Rapport à la mort

Suite au décès de ma grand-mère, au delà de l'émotion que suscite cette mort, elle entraine des interrogations qui se télescopent avec l'actualité.

Mourir dans la souffrance

C'est ma deuxième grand-mère que je vois partir dans la souffrance, et pour être franc la question de l'euthanasie m'a parcourue la tête les deux fois. Je n'ai pas une position tranchée sur la question[1], mais ces 2 expériences commencent sérieusement à me faire pencher vers la légalisation d'une certaine forme d'euthanasie. Qui, quant, comment, le débat est vaste et sera assurément long et tumultueux comme a du l'être le débat sur l'avortement en son temps. Mais on ne pourra pas éternellement faire l'impasse d'un tel sujet, surtout avec le rallongement de la vie et les progrès thérapeutiques.

Respect et Dignité

Le respect, la dignité. Des mots que l'on emploi pour évoquer les conditions dans lesquelles l'on meurt. Je me repose la question de définir ces termes. Respecter un mourant qui souffre consiste-t-il à le laisser vivre en souffrant ou à abréger la vie pour mettre un terme à la souffrance ?

La lecture des définitions du mot Dignité m'interpelle par rapport à la situation d'un mourant. Où est-elle enseignée cette dignité ? C'est un élément culturel, vague et complexe. Essayez pour voir d'expliquer à un enfant ce que veut dire le mot dignité. Essayer de la matérialiser sous forme de comportements pour prendre conscience que chacun l'exprime différemment. Les impudeurs que je partage sur ce blog sont-elles dignes, participent-elles au respect due à la morte ?

Exposition des enfants

On s’accorde à dire que pour que les gens fassent le deuil de celui ou celle qui nous a quitté, il est préférable d'en voir le corps. Quelque soit l'art de l'embaumeur, cela reste un corps sans vie, un corps grimé pour faire bonne figure. Un visage propre qui mime le sommeil mais qui n'a jamais été porté par l'ex-vivant. Un simulacre pendant que le corps est en train de pourrir.

Voir le corps de ma précédente grand mère ainsi a été pour moi bien plus traumatisant que le regard noir qu'elle nous lançait durant son agonie. Ma mère m'a dit qu'elle en avait eut besoin. Mon oncle exigeait un strict respect des protocoles et traditions pour l'aider à gérer l'émotion. Soit.

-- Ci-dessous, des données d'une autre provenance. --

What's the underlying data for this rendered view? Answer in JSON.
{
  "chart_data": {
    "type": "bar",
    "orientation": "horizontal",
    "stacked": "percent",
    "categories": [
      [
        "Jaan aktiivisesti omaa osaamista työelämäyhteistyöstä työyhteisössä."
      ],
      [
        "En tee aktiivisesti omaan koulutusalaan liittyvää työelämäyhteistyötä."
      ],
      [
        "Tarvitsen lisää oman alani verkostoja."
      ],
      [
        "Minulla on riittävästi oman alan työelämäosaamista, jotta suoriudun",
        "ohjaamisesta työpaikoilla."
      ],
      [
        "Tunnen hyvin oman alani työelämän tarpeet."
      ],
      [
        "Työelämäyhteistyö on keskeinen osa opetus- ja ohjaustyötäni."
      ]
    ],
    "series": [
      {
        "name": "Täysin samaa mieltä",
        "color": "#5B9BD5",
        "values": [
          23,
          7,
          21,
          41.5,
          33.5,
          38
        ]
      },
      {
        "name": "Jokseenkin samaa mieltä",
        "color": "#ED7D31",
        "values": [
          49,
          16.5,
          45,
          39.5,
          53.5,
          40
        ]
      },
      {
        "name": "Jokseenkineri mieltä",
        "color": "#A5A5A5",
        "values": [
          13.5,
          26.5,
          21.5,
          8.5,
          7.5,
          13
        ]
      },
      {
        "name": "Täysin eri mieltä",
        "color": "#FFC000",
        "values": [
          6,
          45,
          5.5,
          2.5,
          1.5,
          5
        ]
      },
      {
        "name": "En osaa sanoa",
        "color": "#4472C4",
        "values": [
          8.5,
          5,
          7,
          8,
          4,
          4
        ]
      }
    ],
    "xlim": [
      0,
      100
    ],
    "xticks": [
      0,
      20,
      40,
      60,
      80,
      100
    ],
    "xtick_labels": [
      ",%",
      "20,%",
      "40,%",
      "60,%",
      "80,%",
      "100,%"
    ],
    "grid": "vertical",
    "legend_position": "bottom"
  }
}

Mais faut-il infliger cela aux enfants ? Mon avis est tranché, c'est non ! Je fait référence à une émotion pénible vécue à 25 ans, que je ne souhaite pas transposer à mes enfants de 6 et 7 ans. L'aurais-je vécu de même si j'y avais assisté 20 ans plus tôt ? Si j'avais eut une expérience similaire 20 ans plus tôt ?

Au moment où j'entends le président de la république dire qu'il souhaite faire porter la mémoire d'enfants victimes de la Shoa à des enfants de 10 ans, quelque puisse être le fond de ce projet, ce télescopage médiatique et personnel est difficile à vivre. Je voudrais que mes enfants soient protégés de cette mort laide. Qu'à six ans, ils se contentent pour le moment de la mort d'un poisson de l'aquarium ou d'un oiseau dans le jardin. Qu'ils n'aient pas à gérer plus que l'absence et le chagrin. Que leur soit épargnée la vision d'un corps détruit par la maladie ou par les atrocités d'un génocide. A 6 ans, à 10 ou à 14, je ne sais pas trop si l'on peut être en mesure de "porter" ce genre de mort.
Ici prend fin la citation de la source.